Because you care

Sometimes you listen because you want to know. Sometimes you listen because you care.

It might seem like a minor distinction, but the questions, the attitude, the subjects are very different whether it’s one form of listening or the other.

When you listen because you want to know, your questions are direct and closed. You look for easy answers, answers you can process and understand instantly. It’s usually about trivial topics, and the act of listening is in fact a way to reassure yourself that everything is as it should be.

When you listen because you care, your questions are wide and open. You are not even looking for answers. If they come, they will probably impact the person giving them much more than they impact you. It’s usually about deep change, and the act of listening is a way to unlock new potential.

When nothing is important

When everything is important, nothing really is.

Because people have a limited amount of resources to dedicate to you and your agenda. And so, if you aim at keeping their attention high at all times, with one request after the other, all in the same tone, with the same gravitas, delivered with the same sense of urgency, you will eventually exhaust them.

Choose what is important carefully and dedicate to it most of your (and others) efforts.

Uncomfortable

When you feel uncomfortable, the first immediate reaction is to point the finger and fix something outside of your reach. You might yell, give clearer instructions, take ownership, write a negative review, demote, reject, shut down.

But of course, that works (for you, perhaps) only until the feeling is back – for the same reason, or a different one.

And so, a better approach is to ask: What is this? Where does it come from? What can I do to make the feeling bother me less? (vs. What can I do to make the feeling go away? – which often leads to one of the reactions above.)

You might even end up getting rid of the feeling altogether, but that is not the point.

The point is being with, letting go, accepting.

Because, in the end, it’s not that bad.

Not capable

When a platform welcomes hatred, harassment, violence, disrespect.

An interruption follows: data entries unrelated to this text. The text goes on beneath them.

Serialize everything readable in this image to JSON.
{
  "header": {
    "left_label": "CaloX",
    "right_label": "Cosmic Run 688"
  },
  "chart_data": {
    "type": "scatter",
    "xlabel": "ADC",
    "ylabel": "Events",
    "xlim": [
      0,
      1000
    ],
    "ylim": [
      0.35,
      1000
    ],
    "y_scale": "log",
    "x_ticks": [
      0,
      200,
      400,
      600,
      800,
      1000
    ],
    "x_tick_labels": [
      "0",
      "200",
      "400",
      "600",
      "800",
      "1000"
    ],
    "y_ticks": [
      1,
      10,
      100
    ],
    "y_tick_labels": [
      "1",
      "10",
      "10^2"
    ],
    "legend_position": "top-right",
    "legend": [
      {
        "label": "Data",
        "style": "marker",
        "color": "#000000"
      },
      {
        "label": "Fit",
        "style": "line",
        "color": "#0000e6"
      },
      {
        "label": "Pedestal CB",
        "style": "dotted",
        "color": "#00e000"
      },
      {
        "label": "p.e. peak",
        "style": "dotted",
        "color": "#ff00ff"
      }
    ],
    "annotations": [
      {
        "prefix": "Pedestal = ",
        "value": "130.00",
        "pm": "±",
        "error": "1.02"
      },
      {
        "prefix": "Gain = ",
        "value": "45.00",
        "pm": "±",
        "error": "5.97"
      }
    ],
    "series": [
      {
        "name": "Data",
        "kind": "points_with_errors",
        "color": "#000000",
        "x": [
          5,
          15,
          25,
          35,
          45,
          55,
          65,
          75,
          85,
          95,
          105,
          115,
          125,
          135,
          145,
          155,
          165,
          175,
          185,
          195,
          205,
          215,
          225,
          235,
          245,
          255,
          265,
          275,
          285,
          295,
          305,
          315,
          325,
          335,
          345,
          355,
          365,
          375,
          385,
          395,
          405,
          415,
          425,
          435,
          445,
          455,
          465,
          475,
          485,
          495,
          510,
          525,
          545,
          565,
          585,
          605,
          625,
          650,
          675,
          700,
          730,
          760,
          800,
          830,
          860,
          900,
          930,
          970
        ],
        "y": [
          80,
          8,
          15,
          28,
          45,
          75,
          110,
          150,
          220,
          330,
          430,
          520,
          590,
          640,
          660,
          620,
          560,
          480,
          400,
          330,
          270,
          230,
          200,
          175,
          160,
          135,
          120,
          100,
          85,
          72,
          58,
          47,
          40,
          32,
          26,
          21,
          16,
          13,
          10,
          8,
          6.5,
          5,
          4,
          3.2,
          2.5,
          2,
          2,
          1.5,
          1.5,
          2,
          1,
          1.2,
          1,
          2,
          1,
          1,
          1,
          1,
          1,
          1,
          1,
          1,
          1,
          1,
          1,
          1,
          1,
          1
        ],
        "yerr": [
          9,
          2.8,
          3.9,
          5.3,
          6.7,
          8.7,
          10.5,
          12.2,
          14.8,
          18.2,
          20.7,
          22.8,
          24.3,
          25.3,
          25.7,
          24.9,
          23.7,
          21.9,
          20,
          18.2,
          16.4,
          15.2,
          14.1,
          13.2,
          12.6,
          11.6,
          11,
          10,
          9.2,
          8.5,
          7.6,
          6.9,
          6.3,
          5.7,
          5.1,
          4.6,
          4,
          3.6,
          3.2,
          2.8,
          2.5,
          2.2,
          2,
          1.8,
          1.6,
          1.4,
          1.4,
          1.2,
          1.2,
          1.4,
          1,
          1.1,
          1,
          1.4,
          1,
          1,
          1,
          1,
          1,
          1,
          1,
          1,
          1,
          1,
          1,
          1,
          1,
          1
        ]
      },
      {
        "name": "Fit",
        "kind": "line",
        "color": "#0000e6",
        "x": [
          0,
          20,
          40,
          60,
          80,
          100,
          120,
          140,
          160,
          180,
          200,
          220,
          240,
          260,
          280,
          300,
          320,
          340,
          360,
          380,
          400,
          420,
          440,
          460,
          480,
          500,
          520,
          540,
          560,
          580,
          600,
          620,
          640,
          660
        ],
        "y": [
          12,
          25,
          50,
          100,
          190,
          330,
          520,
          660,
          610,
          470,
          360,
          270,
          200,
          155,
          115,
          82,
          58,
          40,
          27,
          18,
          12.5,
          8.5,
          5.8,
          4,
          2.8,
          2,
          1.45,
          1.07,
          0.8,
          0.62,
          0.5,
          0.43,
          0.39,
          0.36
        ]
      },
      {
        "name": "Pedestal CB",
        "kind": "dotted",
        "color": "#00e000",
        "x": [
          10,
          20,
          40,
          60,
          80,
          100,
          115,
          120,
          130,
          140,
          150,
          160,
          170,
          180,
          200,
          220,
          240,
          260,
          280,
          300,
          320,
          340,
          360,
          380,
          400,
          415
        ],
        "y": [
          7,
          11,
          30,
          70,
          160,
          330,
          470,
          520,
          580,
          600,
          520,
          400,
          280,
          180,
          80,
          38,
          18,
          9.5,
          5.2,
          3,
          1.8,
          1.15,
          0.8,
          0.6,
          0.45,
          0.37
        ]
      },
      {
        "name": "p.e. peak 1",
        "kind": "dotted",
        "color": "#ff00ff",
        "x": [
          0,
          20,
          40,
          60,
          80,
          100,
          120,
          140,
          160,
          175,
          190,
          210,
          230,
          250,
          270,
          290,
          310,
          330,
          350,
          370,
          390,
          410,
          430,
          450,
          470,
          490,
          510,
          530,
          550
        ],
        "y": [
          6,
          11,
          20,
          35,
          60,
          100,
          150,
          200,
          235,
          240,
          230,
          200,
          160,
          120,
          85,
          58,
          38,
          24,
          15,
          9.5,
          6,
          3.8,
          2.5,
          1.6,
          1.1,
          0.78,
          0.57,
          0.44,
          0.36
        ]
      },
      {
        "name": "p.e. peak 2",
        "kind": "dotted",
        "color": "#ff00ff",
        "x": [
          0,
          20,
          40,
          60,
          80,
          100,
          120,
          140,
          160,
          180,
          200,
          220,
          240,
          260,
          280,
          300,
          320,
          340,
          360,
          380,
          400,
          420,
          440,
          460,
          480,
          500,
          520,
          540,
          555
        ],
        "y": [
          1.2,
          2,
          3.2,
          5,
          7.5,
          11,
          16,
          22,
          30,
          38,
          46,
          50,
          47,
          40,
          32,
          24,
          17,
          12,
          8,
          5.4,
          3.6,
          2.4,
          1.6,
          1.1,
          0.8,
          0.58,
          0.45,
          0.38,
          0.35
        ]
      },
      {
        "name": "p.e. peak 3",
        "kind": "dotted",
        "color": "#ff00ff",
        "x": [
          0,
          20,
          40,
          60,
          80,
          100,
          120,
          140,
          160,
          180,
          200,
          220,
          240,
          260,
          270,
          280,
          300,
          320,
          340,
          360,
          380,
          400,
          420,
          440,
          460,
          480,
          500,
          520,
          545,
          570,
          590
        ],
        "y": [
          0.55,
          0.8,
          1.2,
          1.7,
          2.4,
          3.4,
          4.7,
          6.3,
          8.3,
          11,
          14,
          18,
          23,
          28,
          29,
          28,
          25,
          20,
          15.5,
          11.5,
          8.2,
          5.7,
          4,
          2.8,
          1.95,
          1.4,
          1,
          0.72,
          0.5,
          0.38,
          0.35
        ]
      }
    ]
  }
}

Why should you spend time on it?

Why should your kids spend time on it?

How can we possibly glorify it?

What makes people invest money on it?

The point, there’s a choice to make. And we seem to be consistently not capable of making the right one.

What to do with ideas

If you have an idea and you keep it to yourself, it is most likely going to die in a sea of distraction, busyness, and contrasting opportunities.

If you have an idea and you share it with someone, it might still die, but it might also grow stronger and find a sounding board.

If you have an idea and you make it public, it will stick around and eventually find its way to those who care.